Business apps, from ERP and middleware to BI and dashboards, rolled out across Fortune 1000 and the next ten thousand are coming from just a few dominant vendors, namely, IBM, Microsoft, Oracle and SAP. These companies, in varying degrees, have spent billions of dollars in buying out smaller vendors, especially in the past couple of years.

Last year, SAP and IBM acquired BusinessObjects and Cognos respectively in multibillion-dollar buyouts within weeks of each other. Most recently, JDA Software announced it's acquiring i2 Technologies for $346 million. Not that software deals are anything new. In fact, the industry has always thrived on M&As: in 2006 alone, over 1,700 software companies got acquired.

Have we reached an inflection point in software consolidation, where innovation and investment in better products are getting seriously affected? And will the unprecedented level of consolidation hurt the long-term interests of corporate buyers and rile technology heads, who will find the ‘lock-in’ difficult to break?

For one, Arun O Gupta, Customer Care Associate & Group CTO, Shoppers Stop, finds the growing software consolidation to be good news as well as bad. “The good news is that one vendor can provide the entire solution and this creates better accountability toward interoperability of their acquired solutions; it also offers ease of maintenance and completeness of solution…The not-so-good part is that innovation is likely to suffer in the short-term as the acquired company will see change in product strategy. The number of choices available to the customers also reduces,” he says. Another drawback of consolidation, according to Gupta, is the possible cartelization and unilateral increases in product AMC or services “as seen in the recent past.”

Shirish Gariba, CIO, Elbee Express, opines that the consolidation would be good for corporates. This is because, he argues, the giants who acquire smaller companies and products take those applications to larger markets – making them more affordable since the large companies can spread the cost with other products they are already marketing.
However, Gariba does have his reservations. Says he, “The caution is that they [large vendors] may stop doing more research on the acquired product and may want to recover the cost. If the game plan is to expand the biz application ecosystem that they already have, then it is good for customers (corporates). But if it is just to kill the competition, then it’s trouble for corporates that have already bought or deployed the software [from the acquired entity].”

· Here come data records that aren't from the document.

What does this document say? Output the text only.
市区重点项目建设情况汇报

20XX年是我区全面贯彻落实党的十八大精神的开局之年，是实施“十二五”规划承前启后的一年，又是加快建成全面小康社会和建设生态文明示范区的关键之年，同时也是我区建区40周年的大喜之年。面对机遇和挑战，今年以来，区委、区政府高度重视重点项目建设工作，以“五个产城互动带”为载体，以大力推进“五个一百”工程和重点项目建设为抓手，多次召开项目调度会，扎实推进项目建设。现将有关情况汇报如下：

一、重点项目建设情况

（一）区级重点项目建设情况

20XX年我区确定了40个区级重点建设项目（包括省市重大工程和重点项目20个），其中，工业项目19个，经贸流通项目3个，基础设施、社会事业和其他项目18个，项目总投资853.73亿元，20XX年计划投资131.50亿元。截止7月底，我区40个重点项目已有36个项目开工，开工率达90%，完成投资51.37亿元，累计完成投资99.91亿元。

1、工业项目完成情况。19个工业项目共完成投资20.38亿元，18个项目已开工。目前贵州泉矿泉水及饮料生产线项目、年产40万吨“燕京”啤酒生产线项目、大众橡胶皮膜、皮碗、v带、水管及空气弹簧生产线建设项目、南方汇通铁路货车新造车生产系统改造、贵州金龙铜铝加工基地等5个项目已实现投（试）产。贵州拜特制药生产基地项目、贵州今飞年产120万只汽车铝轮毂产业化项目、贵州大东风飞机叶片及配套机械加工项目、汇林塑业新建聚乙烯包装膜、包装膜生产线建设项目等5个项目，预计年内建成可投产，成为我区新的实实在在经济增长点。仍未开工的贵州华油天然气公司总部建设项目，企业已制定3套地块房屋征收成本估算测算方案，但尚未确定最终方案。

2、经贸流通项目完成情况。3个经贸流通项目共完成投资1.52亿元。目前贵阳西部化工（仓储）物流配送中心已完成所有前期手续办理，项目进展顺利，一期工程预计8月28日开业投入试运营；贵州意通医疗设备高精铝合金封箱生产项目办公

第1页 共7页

Despite some caveats, most CIOs feel that, overall, consolidation is good for businesses. In a recent online poll conducted by Network Computing, in which respondents were asked whether they thought vendor consolidation is good for enterprises, over 66% answered in the affirmative.
Already, most of the big incumbents – and some mighty dark horses like Amazon and Google – have been promoting service-oriented computing concepts like SaaS and cloud computing. Such concepts increasingly disregard what software runs in a company’s innards and, instead, take the onus of delivery and innovation to the massive third-party data centers that serve multiple clients in a grid-like ambience.

Does it mean a time has come for companies to prepare themselves for ‘strategic software partnerships’ with large vendors or, alternatively, look at a silver lining in the cloud? Keep your ears to the ground.